Baldi & Caratsch is a Swiss litigation boutique with offices in Zurich. The firm has been involved in various major fraud disputes and supported other FraudNet members in transnational cases, including the freezing of assets concealed on Swiss bank accounts, assistance in international legal assistance matters and recovery proceedings, institution of local criminal proceedings in aid of a request for tracing concealed assets or a money laundering investigation, recognition of foreign bankruptcy proceedings and of foreign interlocutory measures in Switzerland.
Michele Caratsch holds a law degree of the University of Zurich and a Master of Laws (LL.M.) of New York University. He was admitted to the Zurich Bar in 1991 and to the New York Bar in 1995.
He heads the litigation team of B&C, and specialises in complex commercial litigation and arbitration, with a particular focus on fraud and asset recovery.
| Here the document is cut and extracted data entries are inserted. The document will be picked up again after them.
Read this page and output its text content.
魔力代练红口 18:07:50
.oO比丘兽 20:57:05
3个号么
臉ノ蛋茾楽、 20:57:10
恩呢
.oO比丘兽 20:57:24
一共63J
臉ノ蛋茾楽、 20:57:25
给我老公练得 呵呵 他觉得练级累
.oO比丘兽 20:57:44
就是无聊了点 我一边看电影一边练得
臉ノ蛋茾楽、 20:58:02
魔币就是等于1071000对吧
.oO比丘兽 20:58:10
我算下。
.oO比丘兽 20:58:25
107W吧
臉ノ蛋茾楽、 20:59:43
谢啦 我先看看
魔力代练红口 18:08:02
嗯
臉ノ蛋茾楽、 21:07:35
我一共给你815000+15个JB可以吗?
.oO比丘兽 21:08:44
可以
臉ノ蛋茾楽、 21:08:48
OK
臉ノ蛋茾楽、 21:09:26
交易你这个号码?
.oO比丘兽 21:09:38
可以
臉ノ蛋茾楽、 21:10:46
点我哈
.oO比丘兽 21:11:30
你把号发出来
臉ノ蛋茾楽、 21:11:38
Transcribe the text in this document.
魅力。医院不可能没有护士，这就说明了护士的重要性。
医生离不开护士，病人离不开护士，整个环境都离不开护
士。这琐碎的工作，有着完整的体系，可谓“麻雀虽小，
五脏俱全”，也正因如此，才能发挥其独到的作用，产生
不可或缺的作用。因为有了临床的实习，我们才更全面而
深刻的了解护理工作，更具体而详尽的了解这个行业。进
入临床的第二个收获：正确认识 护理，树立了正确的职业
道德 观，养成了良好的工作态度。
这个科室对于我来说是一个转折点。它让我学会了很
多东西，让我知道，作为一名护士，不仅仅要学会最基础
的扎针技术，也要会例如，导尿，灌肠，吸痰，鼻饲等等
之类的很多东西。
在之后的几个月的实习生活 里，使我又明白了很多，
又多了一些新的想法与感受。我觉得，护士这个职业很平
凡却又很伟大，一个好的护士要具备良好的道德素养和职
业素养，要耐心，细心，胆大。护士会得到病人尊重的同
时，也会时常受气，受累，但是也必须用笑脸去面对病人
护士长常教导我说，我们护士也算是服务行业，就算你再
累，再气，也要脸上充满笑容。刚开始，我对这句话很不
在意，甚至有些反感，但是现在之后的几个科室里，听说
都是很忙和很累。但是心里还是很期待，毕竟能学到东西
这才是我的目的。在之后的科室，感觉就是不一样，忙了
Michele Caratsch represented clients in several court proceedings, coordinated transnational fraud recovery proceedings in various jurisdictions which involved asset tracing and obtainance of freezing orders in multiple jurisdictions and advised foreign state bodies in formulating requests for mutual assistance directed to Switzerland. He speaks German, Italian and English and is fluent in Spanish and Portuguese.
Tobias is a partner at Baldi & Caratsch, a Zurich-based law firm specialised in asset tracing & recovery. He represents victims of economic crimes in civil courts, bankruptcy proceedings and criminal proceedings in Switzerland. His areas of practice include International commercial litigation, fraud litigation and asset recovery, international arbitration (commercial and investment arbitration), commercial law, administrative law proceedings before federal authorities in the finance sector, debt collection and bankruptcy law.
Tobias is a member of the Zurich Bar Association; Swiss Bar Association; Founder and Co-Director of Private Claimants Network PCN, a network of Swiss attorneys aiming to strengthen the legal representation of victims of crime in criminal proceedings, the Swiss Arbitration Association - ASA Below 40; and the Young Austrian Arbitration Practitioners (YAAP).
He has a practice diploma from the Austrian Arbitration Academy and VIAC, studied at the University of Geneva, and the University of Cambridge, where he was awarded the Yorke Prize, an award endowed in 1873 by Edmund Yorke, Scholar, and Fellow of St Catherine's College. The Prize is awarded annually by the Faculty of Law at the University of Cambridge for a doctoral thesis of “exceptional quality”, “which makes a substantial contribution to a field of legal knowledge”.